The above call to mapply() is the same as

> list(noise(1, 1, 2), noise(2, 2, 2),
+      noise(3, 3, 2), noise(4, 4, 2),
+      noise(5, 5, 2))
[[1]]
[1] 0.644104

[[2]]
[1] 1.148037 3.993318

[[3]]
[1]  4.4553214 -0.4532612  3.7067970

[[4]]
[1]  5.4536273  5.3365220 -0.8486346  3.5292851

[[5]]
[1] 8.959267 6.593589 1.581448 1.672663 5.982219

## 16.11 Vectorizing a Function

The mapply() function can be use to automatically “vectorize” a function. What this means is that it can be used to take a function that typically only takes single arguments and create a new function that can take vector arguments. This is often needed when you want to plot functions.

Here’s an example of a function that computes the sum of squares given some data, a mean parameter and a standard deviation. The formula is $$\sum_{i=1}^n(x_i-\mu)^2/\sigma^2$$.

> sumsq <- function(mu, sigma, x) {
+         sum(((x - mu) / sigma)^2)
+ }

This function takes a mean mu, a standard deviation sigma, and some data in a vector x.

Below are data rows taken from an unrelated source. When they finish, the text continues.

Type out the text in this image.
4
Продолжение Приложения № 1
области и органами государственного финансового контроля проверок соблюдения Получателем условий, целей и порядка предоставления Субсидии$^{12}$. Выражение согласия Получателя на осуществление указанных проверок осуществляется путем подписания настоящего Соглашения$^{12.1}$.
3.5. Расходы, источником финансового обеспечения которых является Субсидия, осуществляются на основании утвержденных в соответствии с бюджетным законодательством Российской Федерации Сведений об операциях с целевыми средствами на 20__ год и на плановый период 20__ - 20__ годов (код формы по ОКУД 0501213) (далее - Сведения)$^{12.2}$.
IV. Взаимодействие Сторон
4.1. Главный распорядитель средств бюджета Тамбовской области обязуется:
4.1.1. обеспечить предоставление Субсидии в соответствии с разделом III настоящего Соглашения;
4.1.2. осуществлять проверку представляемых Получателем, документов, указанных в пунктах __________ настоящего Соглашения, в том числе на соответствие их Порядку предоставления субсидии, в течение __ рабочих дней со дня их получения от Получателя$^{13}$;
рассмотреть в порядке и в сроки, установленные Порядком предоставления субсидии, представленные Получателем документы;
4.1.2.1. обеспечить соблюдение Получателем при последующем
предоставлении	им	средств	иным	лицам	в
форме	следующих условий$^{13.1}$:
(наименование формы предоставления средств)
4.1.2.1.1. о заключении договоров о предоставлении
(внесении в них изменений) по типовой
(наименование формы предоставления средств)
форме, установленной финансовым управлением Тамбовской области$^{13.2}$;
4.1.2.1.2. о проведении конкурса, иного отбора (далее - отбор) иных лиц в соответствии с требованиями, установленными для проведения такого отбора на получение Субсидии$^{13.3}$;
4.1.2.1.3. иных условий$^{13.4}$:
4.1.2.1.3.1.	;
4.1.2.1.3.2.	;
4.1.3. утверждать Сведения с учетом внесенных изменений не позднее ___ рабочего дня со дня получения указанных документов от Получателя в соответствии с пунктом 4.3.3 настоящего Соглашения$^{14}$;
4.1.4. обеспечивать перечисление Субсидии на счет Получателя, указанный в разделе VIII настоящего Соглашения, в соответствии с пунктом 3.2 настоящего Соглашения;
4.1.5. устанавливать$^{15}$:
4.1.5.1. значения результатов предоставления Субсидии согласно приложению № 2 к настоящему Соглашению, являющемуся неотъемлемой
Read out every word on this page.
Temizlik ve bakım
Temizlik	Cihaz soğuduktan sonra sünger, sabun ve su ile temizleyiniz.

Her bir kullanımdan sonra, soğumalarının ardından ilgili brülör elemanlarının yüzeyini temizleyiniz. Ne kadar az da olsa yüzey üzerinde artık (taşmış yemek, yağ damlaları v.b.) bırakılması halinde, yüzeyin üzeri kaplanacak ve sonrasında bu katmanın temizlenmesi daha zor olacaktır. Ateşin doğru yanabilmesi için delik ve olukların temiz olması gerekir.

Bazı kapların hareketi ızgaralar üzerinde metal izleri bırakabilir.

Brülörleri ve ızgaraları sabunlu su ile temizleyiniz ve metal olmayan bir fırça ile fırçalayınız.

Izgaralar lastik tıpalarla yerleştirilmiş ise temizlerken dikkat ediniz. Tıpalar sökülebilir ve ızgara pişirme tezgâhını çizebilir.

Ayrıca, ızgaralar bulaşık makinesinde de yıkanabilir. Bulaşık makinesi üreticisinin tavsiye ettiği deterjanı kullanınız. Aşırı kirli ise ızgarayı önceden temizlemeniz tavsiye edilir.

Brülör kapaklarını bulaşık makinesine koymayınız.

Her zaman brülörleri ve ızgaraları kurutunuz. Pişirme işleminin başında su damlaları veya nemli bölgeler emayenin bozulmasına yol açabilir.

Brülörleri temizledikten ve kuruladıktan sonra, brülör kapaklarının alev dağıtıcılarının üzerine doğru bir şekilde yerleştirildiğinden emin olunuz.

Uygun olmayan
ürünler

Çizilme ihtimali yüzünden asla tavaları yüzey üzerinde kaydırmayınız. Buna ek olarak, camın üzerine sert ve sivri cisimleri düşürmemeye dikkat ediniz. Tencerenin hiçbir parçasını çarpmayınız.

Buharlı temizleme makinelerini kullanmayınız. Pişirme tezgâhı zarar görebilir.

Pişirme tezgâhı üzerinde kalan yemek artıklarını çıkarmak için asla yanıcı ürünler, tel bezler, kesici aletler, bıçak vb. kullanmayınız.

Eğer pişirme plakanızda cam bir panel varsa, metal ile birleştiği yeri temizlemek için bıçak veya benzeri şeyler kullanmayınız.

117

In many statistical applications, we want to minimize the sum of squares to find the optimal mu and sigma. Before we do that, we may want to evaluate or plot the function for many different values of mu or sigma. However, passing a vector of mus or sigmas won’t work with this function because it’s not vectorized.

> x <- rnorm(100)       ## Generate some data
> sumsq(1:10, 1:10, x)  ## This is not what we want
[1] 110.2594

Note that the call to sumsq() only produced one value instead of 10 values.

However, we can do what we want to do by using mapply().

> mapply(sumsq, 1:10, 1:10, MoreArgs = list(x = x))
[1] 196.2289 121.4765 108.3981 104.0788 102.1975 101.2393 100.6998
[8] 100.3745 100.1685 100.0332

There’s even a function in R called Vectorize() that automatically can create a vectorized version of your function. So we could create a vsumsq() function that is fully vectorized as follows.

> vsumsq <- Vectorize(sumsq, c("mu", "sigma"))
> vsumsq(1:10, 1:10, x)
[1] 196.2289 121.4765 108.3981 104.0788 102.1975 101.2393 100.6998
[8] 100.3745 100.1685 100.0332

Pretty cool, right?

## 16.12 Summary

• The loop functions in R are very powerful because they allow you to conduct a series of operations on data using a compact form

• The operation of a loop function involves iterating over an R object (e.g. a list or vector or matrix), applying a function to each element of the object, and the collating the results and returning the collated results.

• Loop functions make heavy use of anonymous functions, which exist for the life of the loop function but are not stored anywhere

• The split() function can be used to divide an R object in to subsets determined by another variable which can subsequently be looped over using loop functions.